Gleich im ersten Beitrag des Bandes wendet sich Karl Gabriel explizit gegen die universelle Wirksamkeit der säkularisierungstheoretischen Annahme eines Spannungsverhältnisses zwischen Religion und Moderne. Gerade in den Prozessen der Globalisierung, mit der aus ihnen resultierenden steigenden Nachfrage nach Kontingenzbewältigungsangeboten, sieht er den Schlüssel zu einer Rückkehr des Religiösen. So fördern die sich in diesen Rahmenbedingungen ausweitenden Unsicherheiten den individuellen Be­darf an Religion. Um diese Nachfrage zu erfüllen, wird es aus Gab­riels Sicht allerdings notwendig sein, dass eine Modernisierung der Religionen stattfindet (26). An den Punkt der religiösen Nachfrage schließt auch Remi Brague an, der die Erweiterung der Europä­ischen Union gleichzeitig als Möglichkeit und Gefahr für den Menschen ansieht und die Bewältigung der entstehenden Probleme in dem Rückgriff auf die gemeinsamen Sinnvorkommen Europas sieht.

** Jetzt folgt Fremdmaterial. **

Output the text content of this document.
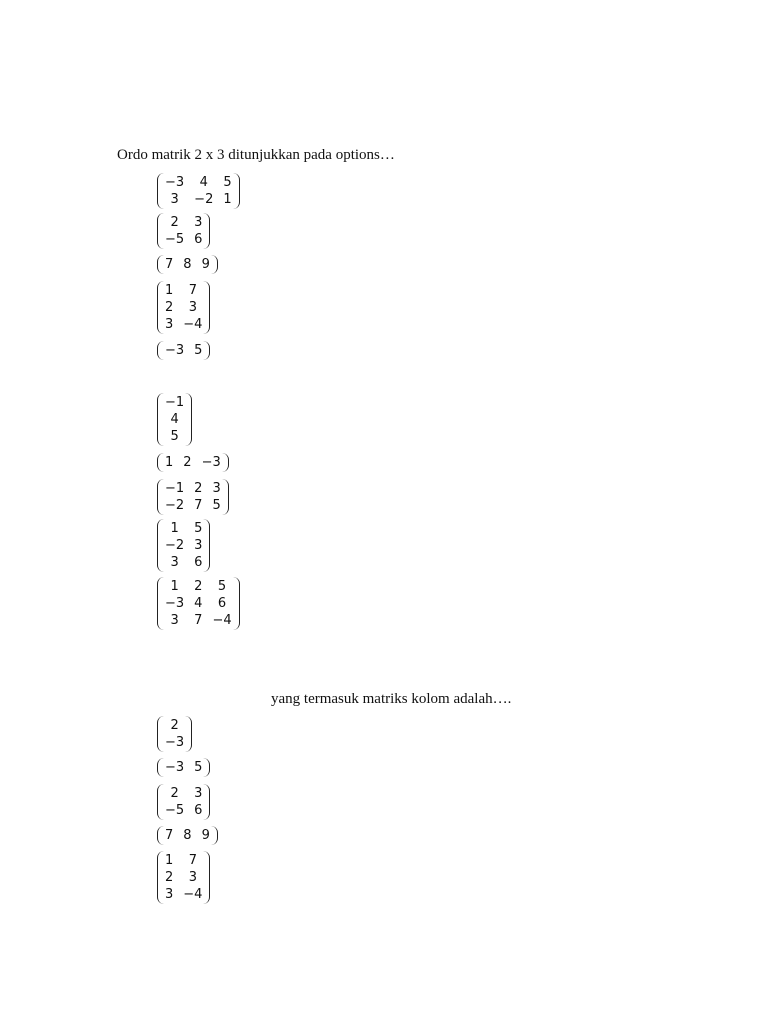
Ordo matrik 2 x 3 ditunjukkan pada options…
−3	4	5
3	−2 1
2	3
−5 6
7 8 9
1	7
2	3
3 −4
−3 5
−1
4
5
1 2 −3
−1 2 3
−2 7 5
1	5
−2 3
3	6
1	2	5
−3 4	6
3	7 −4
yang termasuk matriks kolom adalah….
2
−3
−3 5
2	3
−5 6
7 8 9
1	7
2	3
3 −4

Pierre Gisels Beitrag zur »Religion und zeitgenössischen Moderne« stellt die Bedeutung der Verzahnung von Religiösem und Sozialem in den Vordergrund. Aus seiner Sicht geht es um die Untersuchung der religiösen Traditionen in ihrer Verschiedenartigkeit (57), eine nicht ganz neue Forderung, die schon Joachim Wach stellte. In diese Richtung zielt auch Paul M. Zulehner in seiner Suche nach »Gott nach dem Kommunismus«. Er löst das Problem empirisch-typologisch und deckt religiöse, atheisierende und dazwischen polarisierende Kulturen auf (61). Die Möglichkeiten für die zukünftige Entwicklung in Osteuropa sieht er, mit Ausnahme der neuen Bundesländer Deutschlands, wo es einen soziokulturell selbstverständlichen Atheismus gebe (69), eher positiv. Beiden Autoren geht es um die hohe Relevanz der Verankerung von Religion in der Gesellschaft, die sie generell als gegeben, aber auch an den sozialen Wandel gebunden ansehen.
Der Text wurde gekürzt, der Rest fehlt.